Don't get me wrong: I do have a soul. Do these kids deserve to have an awesome day in between chemo treatments? Absolutely. Is it great that this program for the kids exists? Certainly. Do I applaud the athletes for participating in it? Of course. Does it make for this make for good television? Well...
I'm sure there's an audience for this kind of fluff, namely the soap opera crowd or those who relish in having a good cry or heart-wrenching Holocaust film. But goddamn it, that's not the target market for SportsCenter. That market is young-to-middle-aged males looking for sassy commentary over sports highlights. Great ESPN, you get to improve your imagine.

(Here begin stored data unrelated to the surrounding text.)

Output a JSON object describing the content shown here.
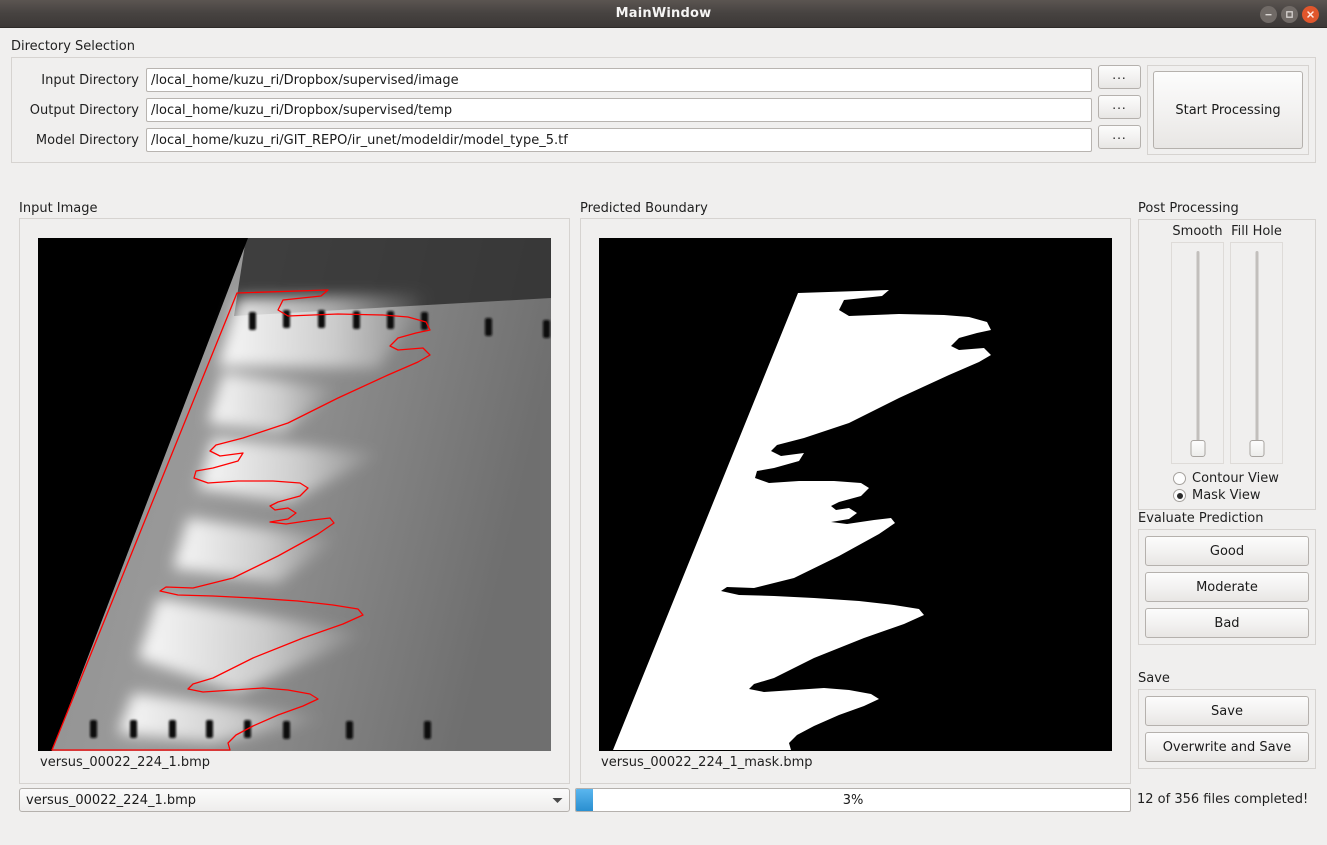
{
  "window": {
    "title": "MainWindow",
    "controls": [
      {
        "name": "minimize",
        "glyph": "minus"
      },
      {
        "name": "maximize",
        "glyph": "square"
      },
      {
        "name": "close",
        "glyph": "cross"
      }
    ]
  },
  "directory_selection": {
    "group_title": "Directory Selection",
    "rows": [
      {
        "label": "Input Directory",
        "value": "/local_home/kuzu_ri/Dropbox/supervised/image",
        "browse_label": "..."
      },
      {
        "label": "Output Directory",
        "value": "/local_home/kuzu_ri/Dropbox/supervised/temp",
        "browse_label": "..."
      },
      {
        "label": "Model Directory",
        "value": "/local_home/kuzu_ri/GIT_REPO/ir_unet/modeldir/model_type_5.tf",
        "browse_label": "..."
      }
    ],
    "start_button": "Start Processing"
  },
  "input_panel": {
    "title": "Input Image",
    "caption": "versus_00022_224_1.bmp"
  },
  "predicted_panel": {
    "title": "Predicted Boundary",
    "caption": "versus_00022_224_1_mask.bmp"
  },
  "post_processing": {
    "group_title": "Post Processing",
    "sliders": [
      {
        "label": "Smooth",
        "value": 0
      },
      {
        "label": "Fill Hole",
        "value": 0
      }
    ],
    "view_options": [
      {
        "label": "Contour View",
        "selected": false
      },
      {
        "label": "Mask View",
        "selected": true
      }
    ]
  },
  "evaluate_prediction": {
    "group_title": "Evaluate Prediction",
    "buttons": [
      "Good",
      "Moderate",
      "Bad"
    ]
  },
  "save": {
    "group_title": "Save",
    "buttons": [
      "Save",
      "Overwrite and Save"
    ]
  },
  "bottom_bar": {
    "file_combo": {
      "value": "versus_00022_224_1.bmp",
      "arrow_icon": "chevron-down-icon"
    },
    "progress": {
      "percent": 3,
      "text": "3%"
    },
    "status": "12 of 356 files completed!"
  },
  "colors": {
    "window_bg": "#f0efee",
    "titlebar": "#474341",
    "contour": "#ff0000",
    "progress_chunk": "#2a8fd0",
    "close_button": "#e0562c"
  }
}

Meanwhile, I have a stomach ache because I just saw a kid get to walk out of Cowboy Stadium knowing that he just lived the best day of his life at age 6. That's not what I need in the morning. That makes me feel like shit. What I need is more Name That Molina or jokes about Livan Hernandez being fat. Sure, I could change the channel over to NESN for five minutes, but that's like trading in a Corvette with a engine trouble for a Toyota Camry.
So come on, ESPN. Hock this thing off to the Hallmark Channel. Let SportsCenter be for sports and give me my mindless sanctuary of box scores and Bottom Lines back.